Battle for Amena Heats Up France Telecom Widely Picked As Winner
Posted on: Monday, 25 July 2005, 12:00 CDT
In a sign that the private equity shops that have dominated European deal-making in recent years are being squeezed out, France Telecom is the expected winner in a fight for the Spanish mobile company Amena.
France Telecom's cash-and-stock purchase of about 10 billion, or $12 billion, for Amena could be announced this week, possibly as soon as Tuesday, several executives involved in the negotiations said. Monday is a holiday in Spain.
Some executives cautioned Sunday night, however, that the deal was still not signed, and might fall apart. "Nothing is done, and anything can happen in one way or another," said one executive. "There are a lot of technical details" to sort out, he said.
France Telecom is a latecomer to the bidding for Amena, the mobile phone unit of Auna, the second-largest Spanish telecommunications company. Auna's three largest investors, the utilities Endesa and Union Fenosa and the banking group Santander, put the entire company up for sale this year.
If it seals the deal, France Telecom will beat two consortiums of private equity buyers, which have devoted several months to partnering up and setting terms of offers for Amena or all of Auna. France Telecom said on Tuesday that it was making an offer, more than a week after the deadline for Auna's bids.
The deal has the backing of the French government, which owns 35 percent of France Telecom, and has been eager to create industry leaders in France.
France Telecom's entry has angered some of the other bidders.
"The private equity companies had their noses punched," said a person involved in the negotiations. One consortium, led by the private equity firm Kohlberg Kravis Roberts, was so upset by France Telecom's last-minute offer that it pulled its bid for the whole company on Thursday.
Private equity buyers have dominated European mergers and acquisitions in the past two years, in part because corporate buyers have been sitting on the sidelines after overexpanding in the late 1990s.
That may be due to a change in the telecommunications sector. European telecom companies are due for another round of expansion, bankers who specialize in the industry say. Most have cut costs and streamlined operations and are stockpiling cash from their operations. And telecommunications executives who are selling all or part of a business often prefer to sell to other corporations rather than private equity buyers. Rival companies can often offer a higher price because they can find more synergies and cost cuts.

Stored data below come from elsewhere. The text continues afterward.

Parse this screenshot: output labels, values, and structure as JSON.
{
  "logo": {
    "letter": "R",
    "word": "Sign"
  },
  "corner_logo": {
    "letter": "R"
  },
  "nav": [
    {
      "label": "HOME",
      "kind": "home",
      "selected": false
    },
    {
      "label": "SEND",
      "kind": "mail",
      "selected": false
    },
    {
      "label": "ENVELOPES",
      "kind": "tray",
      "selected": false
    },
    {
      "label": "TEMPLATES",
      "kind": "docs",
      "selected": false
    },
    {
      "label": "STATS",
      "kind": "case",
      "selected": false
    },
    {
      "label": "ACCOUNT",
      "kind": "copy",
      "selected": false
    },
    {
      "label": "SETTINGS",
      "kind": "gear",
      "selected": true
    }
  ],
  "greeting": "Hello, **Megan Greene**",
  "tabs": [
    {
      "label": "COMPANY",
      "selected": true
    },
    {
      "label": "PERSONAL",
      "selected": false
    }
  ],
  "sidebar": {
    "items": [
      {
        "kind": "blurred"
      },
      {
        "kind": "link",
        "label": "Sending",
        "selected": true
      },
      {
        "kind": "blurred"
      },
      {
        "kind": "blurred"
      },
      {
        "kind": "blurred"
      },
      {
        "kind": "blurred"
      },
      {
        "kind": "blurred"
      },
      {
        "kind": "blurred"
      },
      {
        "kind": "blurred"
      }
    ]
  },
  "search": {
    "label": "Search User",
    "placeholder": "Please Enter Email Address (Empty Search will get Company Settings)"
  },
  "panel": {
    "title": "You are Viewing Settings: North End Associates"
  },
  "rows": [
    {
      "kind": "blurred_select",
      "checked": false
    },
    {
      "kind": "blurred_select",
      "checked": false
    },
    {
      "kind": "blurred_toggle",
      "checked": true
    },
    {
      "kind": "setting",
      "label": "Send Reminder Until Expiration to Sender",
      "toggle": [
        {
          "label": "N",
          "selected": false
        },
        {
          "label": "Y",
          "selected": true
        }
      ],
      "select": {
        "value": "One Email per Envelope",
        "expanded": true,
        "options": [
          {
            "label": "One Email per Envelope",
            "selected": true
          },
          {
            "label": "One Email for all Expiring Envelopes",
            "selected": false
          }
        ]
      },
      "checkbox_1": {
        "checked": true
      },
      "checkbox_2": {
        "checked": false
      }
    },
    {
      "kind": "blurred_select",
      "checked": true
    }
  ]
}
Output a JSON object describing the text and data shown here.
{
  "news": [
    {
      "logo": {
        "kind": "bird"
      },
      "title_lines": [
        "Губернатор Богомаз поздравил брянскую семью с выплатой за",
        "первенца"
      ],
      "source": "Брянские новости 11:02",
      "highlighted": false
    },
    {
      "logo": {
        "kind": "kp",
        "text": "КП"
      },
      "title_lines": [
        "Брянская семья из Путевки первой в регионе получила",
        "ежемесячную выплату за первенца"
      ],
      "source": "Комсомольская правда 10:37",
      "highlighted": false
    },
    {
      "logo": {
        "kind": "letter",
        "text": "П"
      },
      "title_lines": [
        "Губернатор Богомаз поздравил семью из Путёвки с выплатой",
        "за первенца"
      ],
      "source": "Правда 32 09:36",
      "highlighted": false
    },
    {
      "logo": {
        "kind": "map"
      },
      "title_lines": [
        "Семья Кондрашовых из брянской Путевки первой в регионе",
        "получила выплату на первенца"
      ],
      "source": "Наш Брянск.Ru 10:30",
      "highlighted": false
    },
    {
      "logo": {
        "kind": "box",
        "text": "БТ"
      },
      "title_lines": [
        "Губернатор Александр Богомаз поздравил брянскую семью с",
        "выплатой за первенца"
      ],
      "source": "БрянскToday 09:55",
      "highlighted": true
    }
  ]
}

Adding Amena, which has 9.5 million customers, would substantially increase France Telecom's business in Spain.
A France Telecom spokesman, Nilou Du Castel, said Sunday there was "nothing new to report." An Auna spokesperson could not be reached on Sunday.
When the deal for Amena is announced, Auna and its shareholders are expected to quickly seal a 2.5 billion deal for its other subsidiary, which contains its fixed-line and cable business. The rival Spanish cable company Ono, backed by private equity groups including Providence Equity Partners, is expected to win that deal.